It does make me wonder how Sup Com did it back in the day I mean this looks great and will no doubt be very efficient compared but you could get similar numbers in a sup com game which came out in 2007. 8000 unit max wasnt it?
It was one of if not thie first game to detect Multi core CPU's and then allocate calculations to each core (upto 4)
I'm not entirely sure but i think they used their own higher level extraction layer to achieve that.
Whatever they did its not conventional and it was impressive for the time.
The problem today as it was then is the allocation threading in DX is pretty much fixed, you can allocate AI Calculations to thread 1 and various real time environment entities to thread 2 and 3 and 4 and 5....

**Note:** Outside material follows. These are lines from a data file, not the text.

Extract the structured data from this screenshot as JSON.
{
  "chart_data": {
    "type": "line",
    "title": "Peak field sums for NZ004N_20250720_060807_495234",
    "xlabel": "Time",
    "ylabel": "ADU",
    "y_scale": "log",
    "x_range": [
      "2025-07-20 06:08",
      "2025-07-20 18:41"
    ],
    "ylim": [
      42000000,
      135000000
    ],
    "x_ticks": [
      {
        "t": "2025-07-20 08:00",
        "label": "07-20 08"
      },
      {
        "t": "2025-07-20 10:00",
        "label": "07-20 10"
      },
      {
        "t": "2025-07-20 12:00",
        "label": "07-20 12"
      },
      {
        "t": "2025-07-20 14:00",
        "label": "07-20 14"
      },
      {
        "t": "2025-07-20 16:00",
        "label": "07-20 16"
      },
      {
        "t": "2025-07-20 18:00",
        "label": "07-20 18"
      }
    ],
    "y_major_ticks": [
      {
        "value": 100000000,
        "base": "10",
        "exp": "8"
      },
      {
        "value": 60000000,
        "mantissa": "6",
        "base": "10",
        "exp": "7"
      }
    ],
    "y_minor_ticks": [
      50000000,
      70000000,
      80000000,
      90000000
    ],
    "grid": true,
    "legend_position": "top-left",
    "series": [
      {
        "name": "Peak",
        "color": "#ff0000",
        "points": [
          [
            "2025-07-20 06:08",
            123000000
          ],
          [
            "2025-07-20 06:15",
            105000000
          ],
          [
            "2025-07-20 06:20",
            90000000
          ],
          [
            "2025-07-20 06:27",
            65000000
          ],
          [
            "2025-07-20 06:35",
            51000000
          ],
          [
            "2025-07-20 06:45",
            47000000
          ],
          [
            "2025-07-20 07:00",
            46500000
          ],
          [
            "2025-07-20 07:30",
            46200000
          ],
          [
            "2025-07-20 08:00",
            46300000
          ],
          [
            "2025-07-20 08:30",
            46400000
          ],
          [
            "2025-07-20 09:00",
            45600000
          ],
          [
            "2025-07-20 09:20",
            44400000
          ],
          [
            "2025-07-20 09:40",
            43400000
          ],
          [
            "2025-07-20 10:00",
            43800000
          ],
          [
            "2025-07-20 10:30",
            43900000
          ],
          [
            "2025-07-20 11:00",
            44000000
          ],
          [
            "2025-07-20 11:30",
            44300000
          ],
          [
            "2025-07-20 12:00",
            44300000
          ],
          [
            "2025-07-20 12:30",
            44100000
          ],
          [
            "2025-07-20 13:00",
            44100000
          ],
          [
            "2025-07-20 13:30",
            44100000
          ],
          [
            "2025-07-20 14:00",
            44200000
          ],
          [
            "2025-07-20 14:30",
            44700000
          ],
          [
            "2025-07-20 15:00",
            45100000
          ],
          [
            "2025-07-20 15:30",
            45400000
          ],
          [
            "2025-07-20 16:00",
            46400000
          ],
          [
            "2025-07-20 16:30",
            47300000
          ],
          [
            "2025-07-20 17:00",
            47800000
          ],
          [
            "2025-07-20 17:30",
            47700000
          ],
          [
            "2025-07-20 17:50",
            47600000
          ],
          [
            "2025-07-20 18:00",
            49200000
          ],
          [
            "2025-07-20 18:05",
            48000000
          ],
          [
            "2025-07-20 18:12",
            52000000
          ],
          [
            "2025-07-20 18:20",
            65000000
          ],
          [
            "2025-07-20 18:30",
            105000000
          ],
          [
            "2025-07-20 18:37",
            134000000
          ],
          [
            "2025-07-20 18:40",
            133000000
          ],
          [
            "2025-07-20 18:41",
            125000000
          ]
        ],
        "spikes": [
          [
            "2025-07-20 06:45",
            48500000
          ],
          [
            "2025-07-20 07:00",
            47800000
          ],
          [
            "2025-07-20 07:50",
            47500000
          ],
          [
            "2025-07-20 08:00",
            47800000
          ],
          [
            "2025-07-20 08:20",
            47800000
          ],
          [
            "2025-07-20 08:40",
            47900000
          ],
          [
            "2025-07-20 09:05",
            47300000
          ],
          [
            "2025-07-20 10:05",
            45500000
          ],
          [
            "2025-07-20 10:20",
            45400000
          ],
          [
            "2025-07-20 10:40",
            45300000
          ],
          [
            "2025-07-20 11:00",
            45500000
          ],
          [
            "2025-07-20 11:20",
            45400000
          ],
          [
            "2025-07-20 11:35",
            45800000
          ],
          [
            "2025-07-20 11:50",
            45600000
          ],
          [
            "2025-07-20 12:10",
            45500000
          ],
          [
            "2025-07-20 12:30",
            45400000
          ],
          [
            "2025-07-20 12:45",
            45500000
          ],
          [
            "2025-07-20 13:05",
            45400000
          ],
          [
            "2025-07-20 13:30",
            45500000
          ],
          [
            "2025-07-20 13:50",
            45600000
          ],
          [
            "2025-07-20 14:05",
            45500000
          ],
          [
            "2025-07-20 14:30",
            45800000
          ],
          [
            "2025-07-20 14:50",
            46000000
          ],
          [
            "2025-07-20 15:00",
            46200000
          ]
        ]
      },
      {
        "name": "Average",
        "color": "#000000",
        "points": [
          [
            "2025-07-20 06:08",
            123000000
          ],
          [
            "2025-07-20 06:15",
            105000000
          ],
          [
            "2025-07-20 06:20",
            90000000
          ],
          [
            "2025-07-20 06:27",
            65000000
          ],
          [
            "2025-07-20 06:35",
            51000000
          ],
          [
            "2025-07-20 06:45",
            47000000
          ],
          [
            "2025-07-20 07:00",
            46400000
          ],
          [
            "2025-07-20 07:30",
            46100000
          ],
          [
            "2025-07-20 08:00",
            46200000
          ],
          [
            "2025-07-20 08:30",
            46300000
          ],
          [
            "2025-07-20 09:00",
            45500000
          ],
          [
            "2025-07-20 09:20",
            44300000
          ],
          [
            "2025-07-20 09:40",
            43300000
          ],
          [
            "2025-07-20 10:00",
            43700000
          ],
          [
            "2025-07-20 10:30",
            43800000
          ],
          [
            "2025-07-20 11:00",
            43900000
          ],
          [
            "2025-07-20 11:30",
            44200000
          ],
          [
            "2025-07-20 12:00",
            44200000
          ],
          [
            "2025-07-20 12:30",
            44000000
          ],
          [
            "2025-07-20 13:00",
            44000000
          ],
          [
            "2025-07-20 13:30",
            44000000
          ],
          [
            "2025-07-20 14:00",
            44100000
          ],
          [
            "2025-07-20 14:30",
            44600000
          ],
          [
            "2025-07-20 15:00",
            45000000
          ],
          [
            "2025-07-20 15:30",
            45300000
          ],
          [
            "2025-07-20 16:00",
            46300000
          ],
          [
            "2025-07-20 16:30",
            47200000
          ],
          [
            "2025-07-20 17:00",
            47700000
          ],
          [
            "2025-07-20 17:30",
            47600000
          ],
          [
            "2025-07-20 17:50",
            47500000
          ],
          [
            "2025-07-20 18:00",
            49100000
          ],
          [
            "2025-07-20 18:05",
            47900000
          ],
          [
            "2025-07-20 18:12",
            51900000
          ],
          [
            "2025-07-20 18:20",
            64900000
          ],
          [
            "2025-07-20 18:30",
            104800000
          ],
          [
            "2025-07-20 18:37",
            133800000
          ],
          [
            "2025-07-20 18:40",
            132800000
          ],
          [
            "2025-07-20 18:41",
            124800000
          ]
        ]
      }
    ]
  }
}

If one of those threads starts to pass about 4,000 Draw Calls the hand shake between the CPU thread and GPU starts to get choked up, so it forms a que, which increases latency, if the latency increases then the GPU needs to wait on the CPU, if the GPU needs to wait on the CPU it will have to slow down to allow the CPU to catch up... the end result is your Frame Rates drop.
Threading isn't so much a problem as it is the fact that its fixed, if you have 6.000 Batches on one thread its slowing the system down, the system isn't intelligent enough to move some of those batches to a thread that is only loaded with 800 Batches.
Then there's the extraction layer, the system thats acting as the go between, that system by its self is a massive cause of slowdowns.
Idealy it should be removed entirely so the GPU communicates directly with the CPU "low level"